I love how exceedingly alive we are, and I love it all.
To anyone who doesnt like Indians: You all, as do everyone, have the right to an opinion. Just don't stick it in my face.
Monday, February 11, 2008
Please do check this page out. Jaded random-webpage-hopper-and-ridicule-er though I may be, I was still stumped by this particular page: ten professionally written love-letters for ten neatly delineated stages in a perfectly formed romance.
Though the idea by itself is repellent, let us give the thing a fair chance; who knows? Fiery passion might yet come through when addressed to an "
Notice, dear reader, that the thoughtful creator has dedicated an entire letter to 'Yearning', at Section 10 and not before. 'Yearning' is apparently just one more phenomenon in an admirably well-regulated series of many, appearing right after 'Pleasant Memories'. (Is it only me or is 'Pleasant Memories' reminiscent of the hilariously mass-produced Season's Greetings cards that all of us receive by the ton, for New Year? The ones with the regulatory snowman/snowflake/Father Time/clay diya/fireworks graphic plus "Season's Greetings" plus "Kindest Compliments of Balaji & Sons Hardware"?)
Where were we, then?

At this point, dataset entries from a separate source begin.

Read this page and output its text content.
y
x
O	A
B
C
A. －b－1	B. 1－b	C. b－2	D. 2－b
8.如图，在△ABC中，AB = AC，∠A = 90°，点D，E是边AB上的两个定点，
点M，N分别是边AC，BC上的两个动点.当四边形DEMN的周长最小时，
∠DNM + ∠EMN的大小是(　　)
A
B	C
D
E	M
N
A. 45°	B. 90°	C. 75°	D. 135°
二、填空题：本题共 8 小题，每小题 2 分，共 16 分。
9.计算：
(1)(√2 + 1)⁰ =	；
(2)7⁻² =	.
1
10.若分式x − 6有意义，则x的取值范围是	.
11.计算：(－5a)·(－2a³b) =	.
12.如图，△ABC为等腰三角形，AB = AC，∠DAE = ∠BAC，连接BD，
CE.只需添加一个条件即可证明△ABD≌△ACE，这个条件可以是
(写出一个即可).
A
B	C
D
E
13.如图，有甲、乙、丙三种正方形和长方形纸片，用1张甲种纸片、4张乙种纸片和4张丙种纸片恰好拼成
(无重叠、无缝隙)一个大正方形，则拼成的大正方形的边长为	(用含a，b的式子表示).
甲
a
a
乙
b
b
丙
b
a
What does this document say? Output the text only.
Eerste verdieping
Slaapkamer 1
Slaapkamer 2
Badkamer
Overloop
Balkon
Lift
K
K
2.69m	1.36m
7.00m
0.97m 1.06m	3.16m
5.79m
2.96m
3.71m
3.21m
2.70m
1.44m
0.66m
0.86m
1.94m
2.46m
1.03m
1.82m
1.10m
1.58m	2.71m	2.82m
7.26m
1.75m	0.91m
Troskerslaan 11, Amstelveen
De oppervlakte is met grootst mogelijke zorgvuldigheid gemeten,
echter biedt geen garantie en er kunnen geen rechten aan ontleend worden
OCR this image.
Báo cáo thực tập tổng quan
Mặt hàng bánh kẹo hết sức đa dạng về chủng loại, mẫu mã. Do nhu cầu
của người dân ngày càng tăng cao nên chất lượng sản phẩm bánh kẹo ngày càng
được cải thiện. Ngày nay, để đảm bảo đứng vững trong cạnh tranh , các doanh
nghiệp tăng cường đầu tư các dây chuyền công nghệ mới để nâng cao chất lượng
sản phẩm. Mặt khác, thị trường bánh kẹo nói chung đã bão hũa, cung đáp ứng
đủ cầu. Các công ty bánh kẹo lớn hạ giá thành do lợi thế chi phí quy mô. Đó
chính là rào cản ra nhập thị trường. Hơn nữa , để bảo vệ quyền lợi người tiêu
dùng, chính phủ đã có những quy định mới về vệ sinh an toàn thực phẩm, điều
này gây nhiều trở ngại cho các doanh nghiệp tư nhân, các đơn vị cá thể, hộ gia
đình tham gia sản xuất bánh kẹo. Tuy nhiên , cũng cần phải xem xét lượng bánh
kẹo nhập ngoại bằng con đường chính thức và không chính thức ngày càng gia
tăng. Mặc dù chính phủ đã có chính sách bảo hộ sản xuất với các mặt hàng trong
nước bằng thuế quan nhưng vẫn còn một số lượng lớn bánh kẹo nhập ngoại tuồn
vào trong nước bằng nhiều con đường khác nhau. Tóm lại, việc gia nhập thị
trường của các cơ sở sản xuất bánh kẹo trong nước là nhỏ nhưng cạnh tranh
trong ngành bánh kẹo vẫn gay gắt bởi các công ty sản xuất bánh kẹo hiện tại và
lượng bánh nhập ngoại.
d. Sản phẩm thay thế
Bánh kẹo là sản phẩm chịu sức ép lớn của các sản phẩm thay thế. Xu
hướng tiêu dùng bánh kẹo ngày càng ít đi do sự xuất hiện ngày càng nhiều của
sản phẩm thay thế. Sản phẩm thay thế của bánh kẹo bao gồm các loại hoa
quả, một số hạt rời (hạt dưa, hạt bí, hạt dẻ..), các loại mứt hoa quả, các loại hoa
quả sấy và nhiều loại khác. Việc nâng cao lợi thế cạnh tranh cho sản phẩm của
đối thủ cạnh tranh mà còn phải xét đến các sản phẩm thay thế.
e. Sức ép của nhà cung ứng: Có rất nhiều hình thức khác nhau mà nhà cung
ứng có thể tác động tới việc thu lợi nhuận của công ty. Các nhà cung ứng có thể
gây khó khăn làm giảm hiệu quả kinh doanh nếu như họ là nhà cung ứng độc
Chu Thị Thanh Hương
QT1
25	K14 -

Yes, 'Yearning'. God forbid that you, poor lovelorn man (yes, masculinity is assumed here; no woman would be fool enough to use a template for a love letter.) should feel 'Yearning'(Section 10) before 'Excitement' (Section 6), which latter, similarly, must follow right after 'Wholeness'(Section 5). That would upset the entire scheme of things....the object of your affection will be thrown into a state of confusion, and will lose track of events. Your object, dear lovelorn-guy, is obviously to keep it as simple as possible, so that there is not the slightest risk of confusing your woman - who obviously makes Barbie look like Marie Curie - and thus ruin your chances with her.
Also, dear lovelorn-guy, please be careful not to betray the raging passion in your breast; unless read very slowly and very carefully, your letter should possess the same cautious, friendly, slightly fake tone of a commercial advertisement. Like so:
"I can't recall when I had a more pleasant time. Everything felt so natural, and you were very easy to talk to. "
See? Exactly like an approving testimonial for a blender-mixer on the appliance website, if only you replace "you were" with "it was", and "very easy to talk to" with "very easy to use".
This tone of objective appreciation is what you must strive towards, so that the lucky object of your affection feels like a puppydog that has fetched the ball in a sufficiently competent manner. Of course, not being overendowed with brainpower, she, of course, will enjoy this feeling, which will prompt her to continue to the next paragraph, where this gem will hit her square in the eyeball:
" Well, I guess I've said enough for the time being. (Name), have a wonderful (week/day) and, hopefully, I'll see you again real soom. If you get a chance, (write/call) me and tell me your thoughts."
Now isn't that just fabulously charming, almost overwhelmingly irresistible, girls? Concluding with a "have a nice week, hope to see you again"? Perfectly in line with the entire dubious-salesman-with-fixed grin approach. Very endearing.
And finally, the signoff:
"Until I hear from you, take care of yourself.
Isn't it interesting how he assumes he is going to hear from you.